E invece ora il suo corpo continuava a porgergli fastidiose richieste, indebolendo il suo pensiero. Aveva sete, fame, freddo, e i muscoli bruciavano per lo sforzo compiuto in quei giorni, mentre cercava di mettere quanta più strada possibile fra se stesso e Cram.

***

Dato che il fango conservava il calore della giornata, Morris aveva dormito il più possibile a contatto con esso.

Aprì gli occhi, che aveva richiuso per riposare ancora un po', e si sentì come un novello Talete: talmente impegnato a guardare le stelle da cadere in un pozzo. Non c'era nulla di più umile della terra che lo circondava in quel momento, ma che lo aveva anche protetto dal freddo.

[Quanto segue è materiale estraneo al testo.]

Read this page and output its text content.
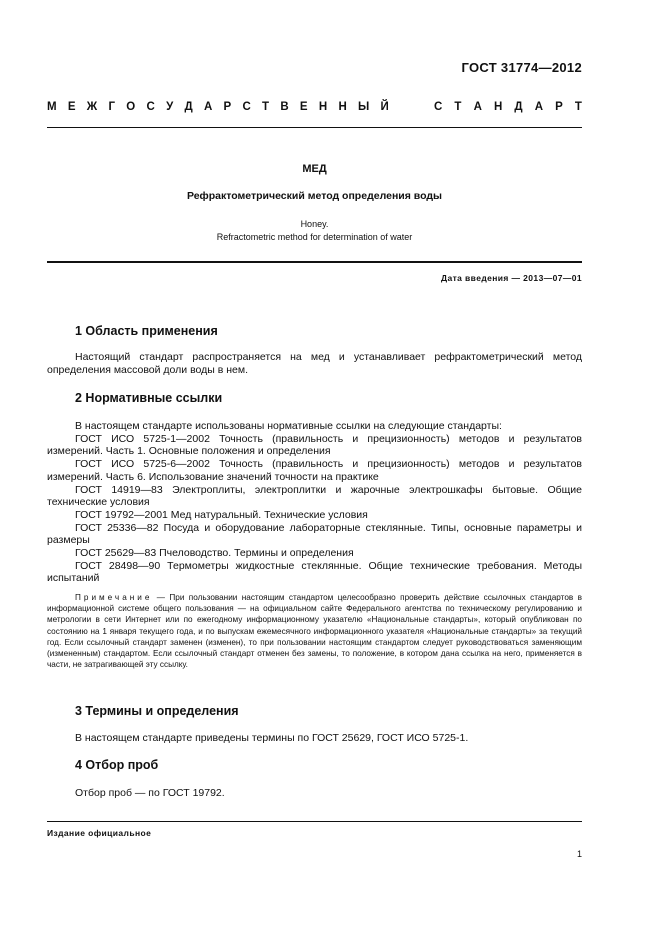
ГОСТ 31774—2012
М Е Ж Г О С У Д А Р С Т В Е Н Н Ы Й	С Т А Н Д А Р Т
МЕД
Рефрактометрический метод определения воды
Honey.
Refractometric method for determination of water
Дата введения — 2013—07—01
1 Область применения
Настоящий стандарт распространяется на мед и устанавливает рефрактометрический метод определения массовой доли воды в нем.
2 Нормативные ссылки
В настоящем стандарте использованы нормативные ссылки на следующие стандарты:
ГОСТ ИСО 5725-1—2002 Точность (правильность и прецизионность) методов и результатов измерений. Часть 1. Основные положения и определения
ГОСТ ИСО 5725-6—2002 Точность (правильность и прецизионность) методов и результатов измерений. Часть 6. Использование значений точности на практике
ГОСТ 14919—83 Электроплиты, электроплитки и жарочные электрошкафы бытовые. Общие технические условия
ГОСТ 19792—2001 Мед натуральный. Технические условия
ГОСТ 25336—82 Посуда и оборудование лабораторные стеклянные. Типы, основные параметры и размеры
ГОСТ 25629—83 Пчеловодство. Термины и определения
ГОСТ 28498—90 Термометры жидкостные стеклянные. Общие технические требования. Методы испытаний
Примечание — При пользовании настоящим стандартом целесообразно проверить действие ссылочных стандартов в информационной системе общего пользования — на официальном сайте Федерального агентства по техническому регулированию и метрологии в сети Интернет или по ежегодному информационному указателю «Национальные стандарты», который опубликован по состоянию на 1 января текущего года, и по выпускам ежемесячного информационного указателя «Национальные стандарты» за текущий год. Если ссылочный стандарт заменен (изменен), то при пользовании настоящим стандартом следует руководствоваться заменяющим (измененным) стандартом. Если ссылочный стандарт отменен без замены, то положение, в котором дана ссылка на него, применяется в части, не затрагивающей эту ссылку.
3 Термины и определения
В настоящем стандарте приведены термины по ГОСТ 25629, ГОСТ ИСО 5725-1.
4 Отбор проб
Отбор проб — по ГОСТ 19792.
Издание официальное
1
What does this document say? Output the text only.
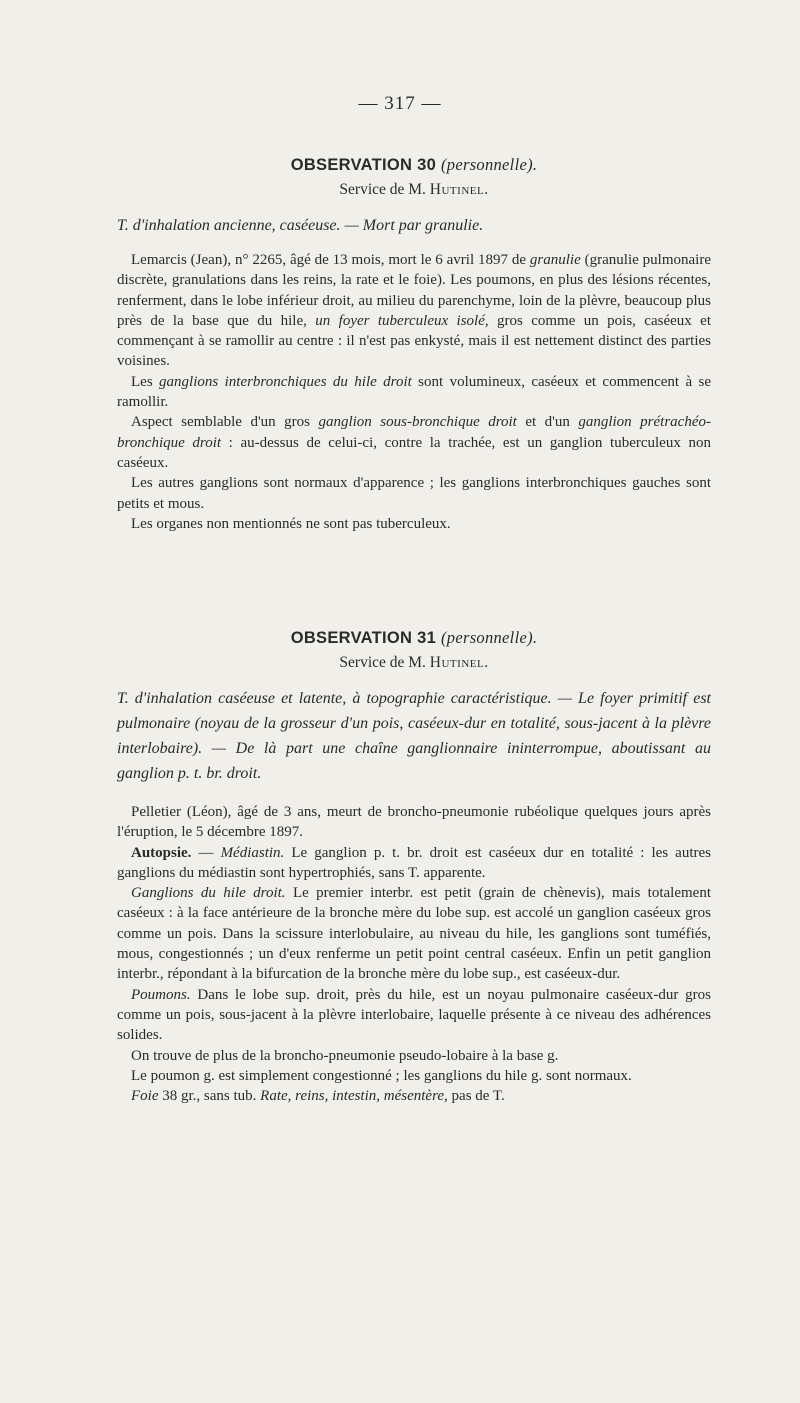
— 317 —
OBSERVATION 30 (personnelle).
Service de M. Hutinel.
T. d'inhalation ancienne, caséeuse. — Mort par granulie.

Lemarcis (Jean), n° 2265, âgé de 13 mois, mort le 6 avril 1897 de granulie (granulie pulmonaire discrète, granulations dans les reins, la rate et le foie). Les poumons, en plus des lésions récentes, renferment, dans le lobe inférieur droit, au milieu du parenchyme, loin de la plèvre, beaucoup plus près de la base que du hile, un foyer tuberculeux isolé, gros comme un pois, caséeux et commençant à se ramollir au centre : il n'est pas enkysté, mais il est nettement distinct des parties voisines.

Les ganglions interbronchiques du hile droit sont volumineux, caséeux et commencent à se ramollir.

Aspect semblable d'un gros ganglion sous-bronchique droit et d'un ganglion prétrachéo-bronchique droit : au-dessus de celui-ci, contre la trachée, est un ganglion tuberculeux non caséeux.

Les autres ganglions sont normaux d'apparence ; les ganglions interbronchiques gauches sont petits et mous.

Les organes non mentionnés ne sont pas tuberculeux.

OBSERVATION 31 (personnelle).
Service de M. Hutinel.
T. d'inhalation caséeuse et latente, à topographie caractéristique. — Le foyer primitif est pulmonaire (noyau de la grosseur d'un pois, caséeux-dur en totalité, sous-jacent à la plèvre interlobaire). — De là part une chaîne ganglionnaire ininterrompue, aboutissant au ganglion p. t. br. droit.

Pelletier (Léon), âgé de 3 ans, meurt de broncho-pneumonie rubéolique quelques jours après l'éruption, le 5 décembre 1897.

Autopsie. — Médiastin. Le ganglion p. t. br. droit est caséeux dur en totalité : les autres ganglions du médiastin sont hypertrophiés, sans T. apparente.

Ganglions du hile droit. Le premier interbr. est petit (grain de chènevis), mais totalement caséeux : à la face antérieure de la bronche mère du lobe sup. est accolé un ganglion caséeux gros comme un pois. Dans la scissure interlobulaire, au niveau du hile, les ganglions sont tuméfiés, mous, congestionnés ; un d'eux renferme un petit point central caséeux. Enfin un petit ganglion interbr., répondant à la bifurcation de la bronche mère du lobe sup., est caséeux-dur.

Poumons. Dans le lobe sup. droit, près du hile, est un noyau pulmonaire caséeux-dur gros comme un pois, sous-jacent à la plèvre interlobaire, laquelle présente à ce niveau des adhérences solides.

On trouve de plus de la broncho-pneumonie pseudo-lobaire à la base g.

Le poumon g. est simplement congestionné ; les ganglions du hile g. sont normaux.

Foie 38 gr., sans tub. Rate, reins, intestin, mésentère, pas de T.
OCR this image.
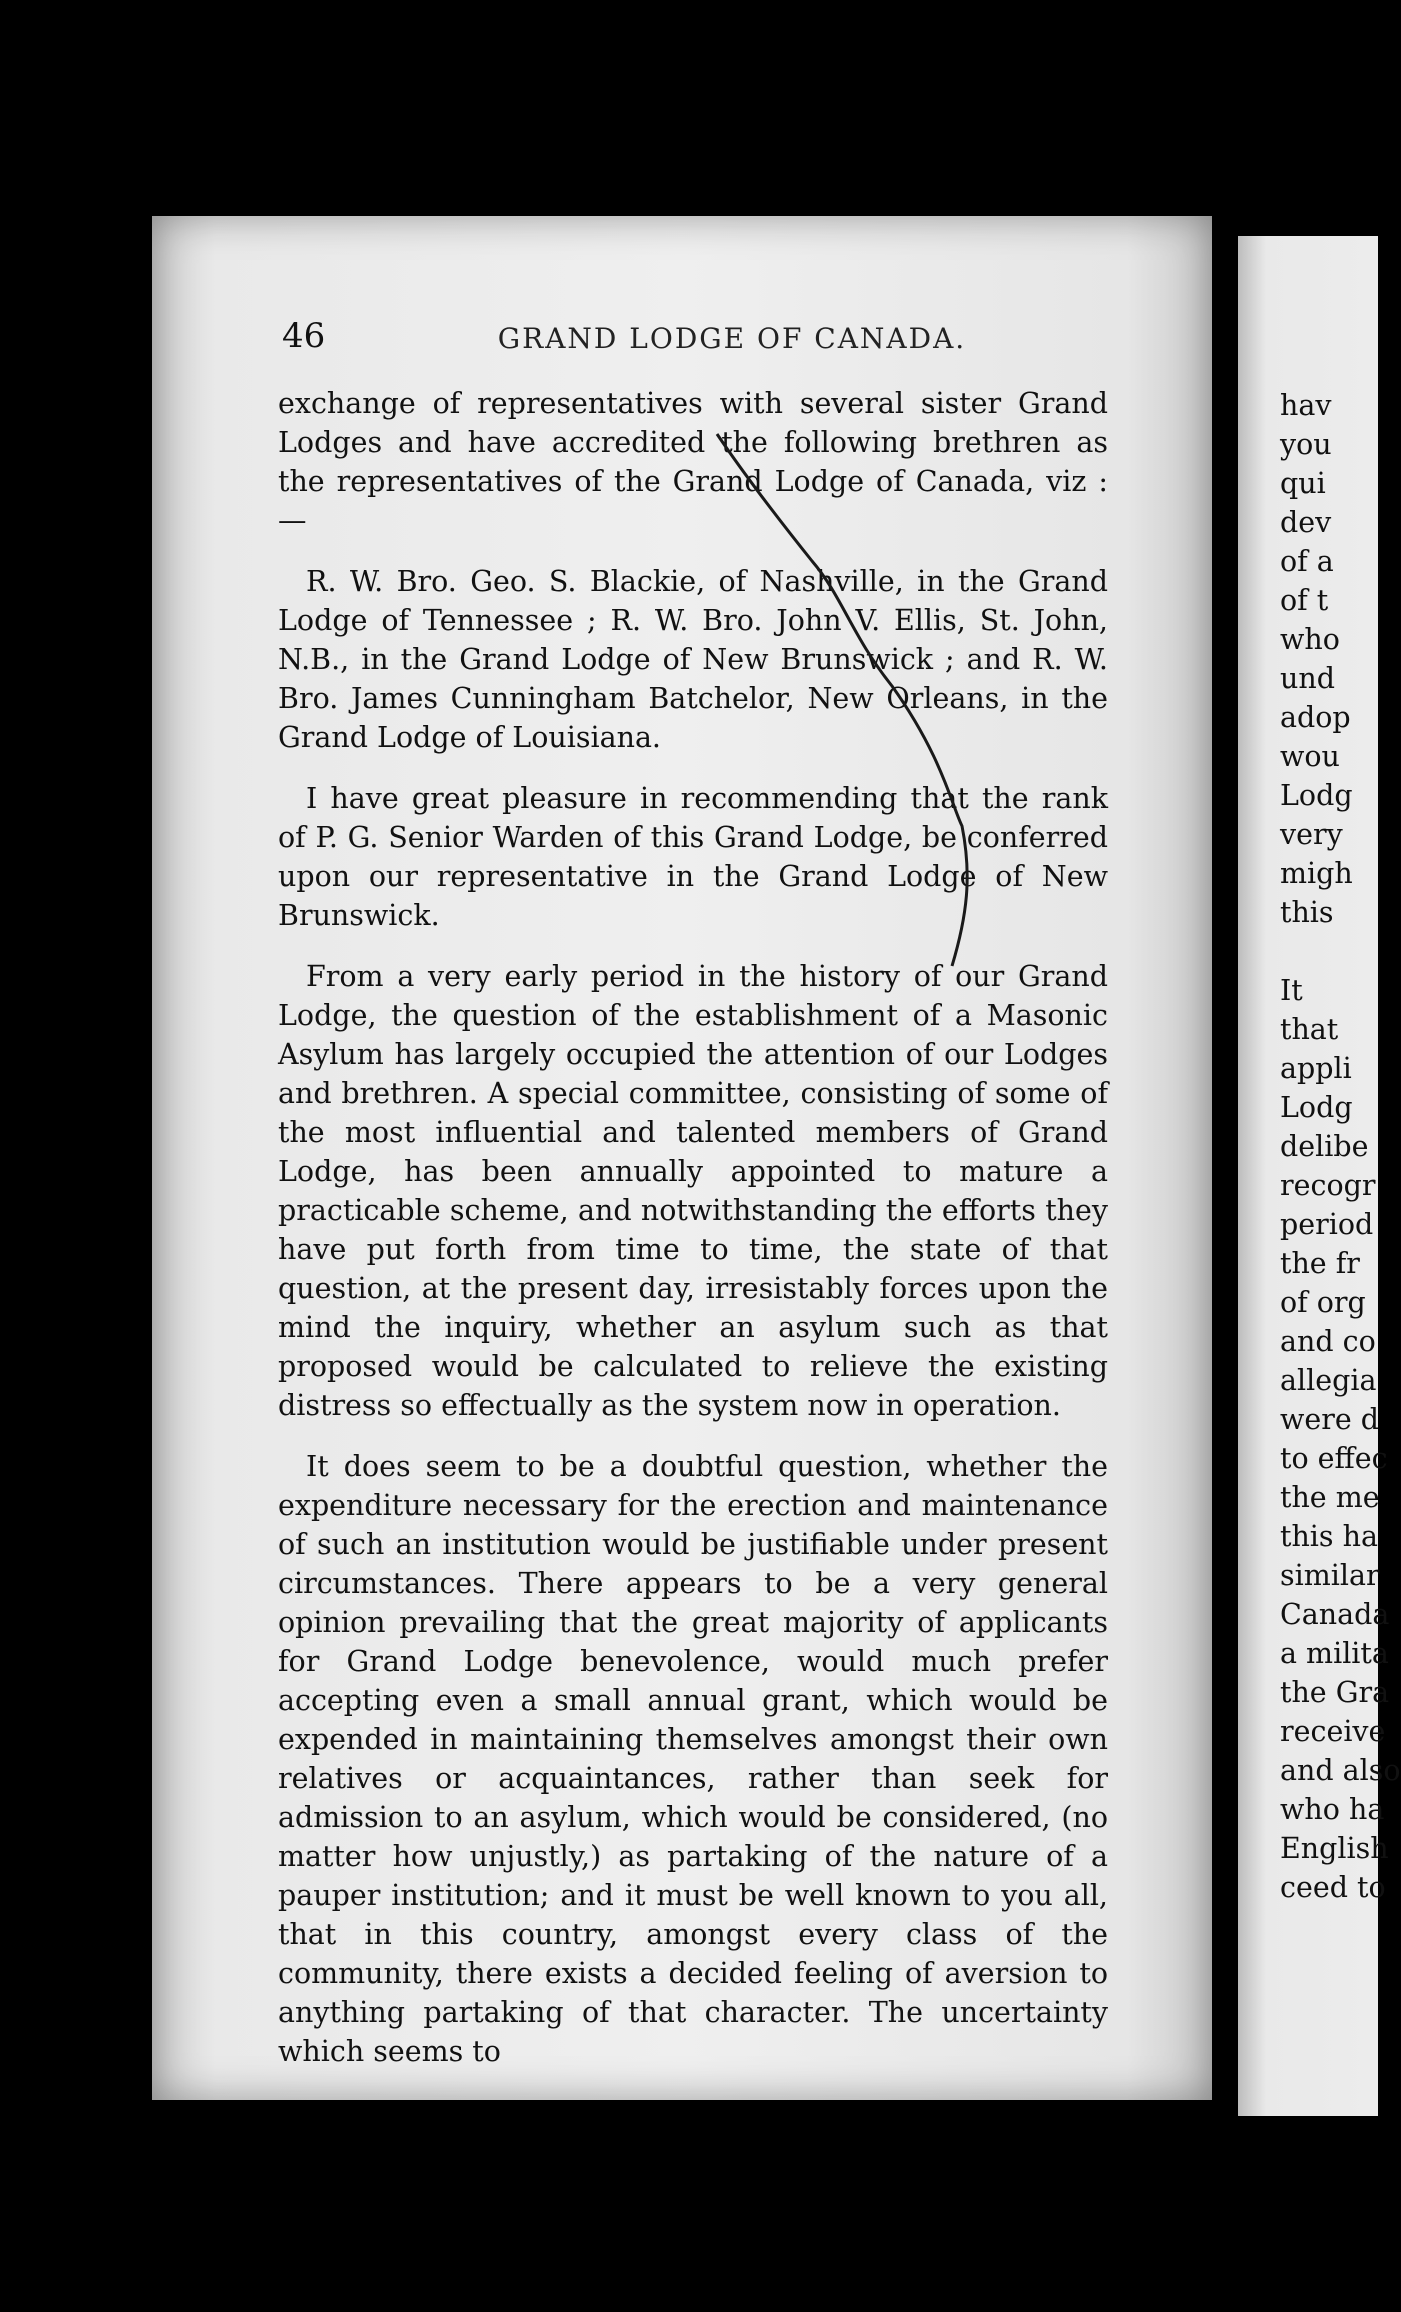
46	GRAND LODGE OF CANADA.

exchange of representatives with several sister Grand Lodges and have accredited the following brethren as the representatives of the Grand Lodge of Canada, viz :—

R. W. Bro. Geo. S. Blackie, of Nashville, in the Grand Lodge of Tennessee ; R. W. Bro. John V. Ellis, St. John, N.B., in the Grand Lodge of New Brunswick ; and R. W. Bro. James Cunningham Batchelor, New Orleans, in the Grand Lodge of Louisiana.

I have great pleasure in recommending that the rank of P. G. Senior Warden of this Grand Lodge, be conferred upon our representative in the Grand Lodge of New Brunswick.

From a very early period in the history of our Grand Lodge, the question of the establishment of a Masonic Asylum has largely occupied the attention of our Lodges and brethren. A special committee, consisting of some of the most influential and talented members of Grand Lodge, has been annually appointed to mature a practicable scheme, and notwithstanding the efforts they have put forth from time to time, the state of that question, at the present day, irresistably forces upon the mind the inquiry, whether an asylum such as that proposed would be calculated to relieve the existing distress so effectually as the system now in operation.

It does seem to be a doubtful question, whether the expenditure necessary for the erection and maintenance of such an institution would be justifiable under present circumstances. There appears to be a very general opinion prevailing that the great majority of applicants for Grand Lodge benevolence, would much prefer accepting even a small annual grant, which would be expended in maintaining themselves amongst their own relatives or acquaintances, rather than seek for admission to an asylum, which would be considered, (no matter how unjustly,) as partaking of the nature of a pauper institution; and it must be well known to you all, that in this country, amongst every class of the community, there exists a decided feeling of aversion to anything partaking of that character. The uncertainty which seems to

hav
you
qui
dev
of a
of t
who
und
adop
wou
Lodg
very
migh
this

It
that
appli
Lodg
delibe
recogr
period
the fr
of org
and co
allegia
were d
to effec
the me
this ha
similar
Canada
a milita
the Gra
receive
and also
who ha
English
ceed to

Quella natura disordinata e matrigna, che però offriva i mezzi per sopravvivere ai più forti. Anzi, non ai più a forti: a coloro che si adattavano meglio, e spesso non si trattava di una questione di forza fisica. Il debole, non avendo il corpo, ripiegava sulla mente, ed era lui a sopravvivere, alla fine.

Dunque, se la tua mente è così forte come dici, convincila ad alzare quel culo. Ce la puoi fare. Morris, ce la puoi fare.

Emise un grugnito affaticato e, dopo essersi disteso a pancia in giù, riuscì a rialzarsi facendo leva su un braccio alla volta. Raccolse lo zaino che aveva usato come cuscino e se lo issò in spalla.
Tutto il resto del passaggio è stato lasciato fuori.